I grew up hearing about a vengeful, blood-thirsty God who kept an uncompromising cosmic score, who was so angry about my sin that his penalty for me was death, and the good news was that Jesus took on that death sentence for me, in my place.

But now I look around and it’s clear to me it’s not God that demands blood sacrifices.

Humans do.

We are the ones who slaughter people, spilling their blood on the altars of the status quo.  We are the ones who trap people in cages during pandemics. We are the ones who turn desperate people away at our border. We are the ones who throw money at militaries and defund schools. We are the ones who hear of a coming pandemic and instead of ordering more ventilators, cash out our stocks.

We are the ones who sell our souls to worship the false gods of the Death Cult. We bow down to Capitalism, White Supremacy, and the Cis-hetero Patriarchy in exchange for our own temporary comfort, security, or convenience.

It’s us, not God, who puts people on crosses.

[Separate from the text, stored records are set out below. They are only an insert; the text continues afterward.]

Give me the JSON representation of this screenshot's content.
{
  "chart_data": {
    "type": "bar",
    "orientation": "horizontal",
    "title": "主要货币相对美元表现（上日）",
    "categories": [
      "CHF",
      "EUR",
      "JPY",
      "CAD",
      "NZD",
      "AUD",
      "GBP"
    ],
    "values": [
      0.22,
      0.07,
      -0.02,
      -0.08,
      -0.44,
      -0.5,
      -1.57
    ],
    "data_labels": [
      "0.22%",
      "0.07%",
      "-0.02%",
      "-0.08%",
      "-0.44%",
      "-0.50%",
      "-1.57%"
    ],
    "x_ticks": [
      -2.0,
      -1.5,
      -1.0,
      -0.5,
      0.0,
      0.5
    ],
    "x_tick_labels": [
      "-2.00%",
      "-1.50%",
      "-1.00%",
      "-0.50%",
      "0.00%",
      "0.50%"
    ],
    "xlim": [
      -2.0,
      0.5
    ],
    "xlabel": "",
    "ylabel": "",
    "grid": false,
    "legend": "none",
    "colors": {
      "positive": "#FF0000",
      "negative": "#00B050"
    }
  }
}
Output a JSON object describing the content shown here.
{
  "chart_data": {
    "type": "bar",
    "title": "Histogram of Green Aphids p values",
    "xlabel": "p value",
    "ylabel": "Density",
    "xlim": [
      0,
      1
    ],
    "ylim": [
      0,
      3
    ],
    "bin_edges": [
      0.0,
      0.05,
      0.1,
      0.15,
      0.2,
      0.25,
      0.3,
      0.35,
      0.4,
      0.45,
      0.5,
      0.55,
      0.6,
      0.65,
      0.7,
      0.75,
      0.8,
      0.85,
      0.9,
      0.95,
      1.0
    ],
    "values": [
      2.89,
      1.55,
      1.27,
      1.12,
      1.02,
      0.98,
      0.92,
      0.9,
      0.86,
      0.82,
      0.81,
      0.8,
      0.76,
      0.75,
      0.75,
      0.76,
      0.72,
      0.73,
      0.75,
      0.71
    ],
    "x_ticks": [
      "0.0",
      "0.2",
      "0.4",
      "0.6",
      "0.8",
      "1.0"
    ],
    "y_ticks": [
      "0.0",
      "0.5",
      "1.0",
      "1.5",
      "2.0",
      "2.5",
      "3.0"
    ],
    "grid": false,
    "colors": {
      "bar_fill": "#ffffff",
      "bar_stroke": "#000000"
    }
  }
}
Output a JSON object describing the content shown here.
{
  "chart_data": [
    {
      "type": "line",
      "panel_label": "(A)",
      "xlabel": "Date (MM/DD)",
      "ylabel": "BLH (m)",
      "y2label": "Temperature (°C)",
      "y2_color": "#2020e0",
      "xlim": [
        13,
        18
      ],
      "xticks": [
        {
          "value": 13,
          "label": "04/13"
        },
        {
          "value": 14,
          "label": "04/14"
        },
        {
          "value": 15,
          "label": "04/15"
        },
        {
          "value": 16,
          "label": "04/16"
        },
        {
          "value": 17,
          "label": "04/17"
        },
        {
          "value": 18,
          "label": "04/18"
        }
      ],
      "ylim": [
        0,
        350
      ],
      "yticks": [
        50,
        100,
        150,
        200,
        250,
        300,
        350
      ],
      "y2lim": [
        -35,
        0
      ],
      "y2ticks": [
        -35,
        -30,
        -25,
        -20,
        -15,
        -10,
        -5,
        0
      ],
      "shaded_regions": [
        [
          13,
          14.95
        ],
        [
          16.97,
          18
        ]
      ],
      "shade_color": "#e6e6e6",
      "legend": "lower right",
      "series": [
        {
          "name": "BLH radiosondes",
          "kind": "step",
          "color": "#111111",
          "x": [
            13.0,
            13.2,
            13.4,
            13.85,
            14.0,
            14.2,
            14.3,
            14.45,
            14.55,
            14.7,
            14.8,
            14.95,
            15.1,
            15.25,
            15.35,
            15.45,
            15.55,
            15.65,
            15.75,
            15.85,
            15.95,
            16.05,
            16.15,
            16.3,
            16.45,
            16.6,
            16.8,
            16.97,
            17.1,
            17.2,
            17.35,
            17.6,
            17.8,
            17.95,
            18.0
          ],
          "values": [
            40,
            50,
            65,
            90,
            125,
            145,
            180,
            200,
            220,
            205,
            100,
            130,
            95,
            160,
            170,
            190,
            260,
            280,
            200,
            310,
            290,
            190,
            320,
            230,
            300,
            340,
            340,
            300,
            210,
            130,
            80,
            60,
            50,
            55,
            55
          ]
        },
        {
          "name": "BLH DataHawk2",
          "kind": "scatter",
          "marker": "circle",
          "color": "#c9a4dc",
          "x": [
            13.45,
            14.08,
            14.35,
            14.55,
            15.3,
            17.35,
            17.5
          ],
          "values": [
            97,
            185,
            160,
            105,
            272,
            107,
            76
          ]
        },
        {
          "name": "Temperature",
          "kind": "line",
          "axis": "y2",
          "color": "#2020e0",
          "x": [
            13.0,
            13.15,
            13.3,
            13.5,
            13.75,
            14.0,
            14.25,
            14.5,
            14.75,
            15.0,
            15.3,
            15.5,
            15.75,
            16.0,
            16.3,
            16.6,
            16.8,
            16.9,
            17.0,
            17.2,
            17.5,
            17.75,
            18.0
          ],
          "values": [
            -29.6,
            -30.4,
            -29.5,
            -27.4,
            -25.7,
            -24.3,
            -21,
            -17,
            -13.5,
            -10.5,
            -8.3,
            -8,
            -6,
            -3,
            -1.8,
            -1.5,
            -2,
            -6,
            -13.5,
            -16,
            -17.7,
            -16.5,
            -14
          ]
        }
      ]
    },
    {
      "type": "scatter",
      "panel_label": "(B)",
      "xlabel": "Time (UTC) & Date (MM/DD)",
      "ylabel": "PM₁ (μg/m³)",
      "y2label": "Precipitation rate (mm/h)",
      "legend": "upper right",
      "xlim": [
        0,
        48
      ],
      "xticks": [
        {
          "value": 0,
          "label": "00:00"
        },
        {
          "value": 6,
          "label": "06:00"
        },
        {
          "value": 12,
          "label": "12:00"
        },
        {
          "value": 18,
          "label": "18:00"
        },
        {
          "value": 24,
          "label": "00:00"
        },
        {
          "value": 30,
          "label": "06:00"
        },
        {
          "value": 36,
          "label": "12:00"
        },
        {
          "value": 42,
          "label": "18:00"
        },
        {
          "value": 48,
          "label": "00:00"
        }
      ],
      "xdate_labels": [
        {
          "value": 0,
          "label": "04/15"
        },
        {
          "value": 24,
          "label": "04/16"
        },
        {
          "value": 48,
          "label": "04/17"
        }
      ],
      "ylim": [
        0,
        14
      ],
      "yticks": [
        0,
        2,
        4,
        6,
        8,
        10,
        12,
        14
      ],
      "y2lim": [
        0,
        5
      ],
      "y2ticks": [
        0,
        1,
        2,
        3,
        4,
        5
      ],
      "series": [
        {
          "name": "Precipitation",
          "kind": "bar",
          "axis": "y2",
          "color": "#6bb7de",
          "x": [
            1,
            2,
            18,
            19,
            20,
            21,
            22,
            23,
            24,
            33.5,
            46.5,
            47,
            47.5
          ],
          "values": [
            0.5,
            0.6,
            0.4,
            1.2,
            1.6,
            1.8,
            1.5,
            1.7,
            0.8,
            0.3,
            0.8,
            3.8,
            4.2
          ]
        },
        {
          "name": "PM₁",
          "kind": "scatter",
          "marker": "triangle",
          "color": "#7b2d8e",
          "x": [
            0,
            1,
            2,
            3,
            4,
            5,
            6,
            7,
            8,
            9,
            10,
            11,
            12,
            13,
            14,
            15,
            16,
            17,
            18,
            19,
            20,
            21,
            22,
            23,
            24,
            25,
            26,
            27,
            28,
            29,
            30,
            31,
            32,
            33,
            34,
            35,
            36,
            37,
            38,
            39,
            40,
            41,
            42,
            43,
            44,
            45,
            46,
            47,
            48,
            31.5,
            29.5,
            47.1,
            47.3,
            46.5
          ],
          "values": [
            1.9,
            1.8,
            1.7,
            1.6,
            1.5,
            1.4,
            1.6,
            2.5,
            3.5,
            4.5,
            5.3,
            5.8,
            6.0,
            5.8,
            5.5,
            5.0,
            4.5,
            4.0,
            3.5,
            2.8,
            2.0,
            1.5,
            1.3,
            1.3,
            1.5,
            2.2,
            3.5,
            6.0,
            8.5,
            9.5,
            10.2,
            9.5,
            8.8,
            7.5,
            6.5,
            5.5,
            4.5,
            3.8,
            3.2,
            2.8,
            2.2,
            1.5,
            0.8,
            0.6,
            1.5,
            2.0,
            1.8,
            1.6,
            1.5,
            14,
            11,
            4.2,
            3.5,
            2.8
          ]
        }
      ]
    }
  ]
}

God doesn’t crucify people. We do.

God has more in common with the murdered trans women of color, the undocumented man who dies in ICE custody, the domestic violence victim, the abused child, the forgotten, the neglected, the cast-aside. God has more in common with the crucified ones in our midst than with any of the merciless sadistic stories about God we’ve been told.

Callousness and cruelty is not in God’s nature. But sometimes it’s ours.

I used to think that the cross was about appeasing a wrathful, blood-thirsty God. Now I trust that the cross is about God’s forgiveness when we cause suffering, and God’s solidarity with us when we suffer. It is God’s compassion spilled out for all of us, even and especially when we least deserve it.

The cross is the moment where God stands in judgement of us, and the judgement God renders? Is mercy. Pure mercy.

Humans tried to wear out God’s love, we killed God, we gave God our worst. And in return God gave us boundless, endless grace. 

God knew that we were torturing and killing each other. God saw us suffering.  And even though God knew the pain that was coming, God didn’t try to avoid it, or use God’s power to turn away from it.

God marched onward towards pain, towards death, towards the cross, towards us and God said, “I would rather die than let you go through death, alone.”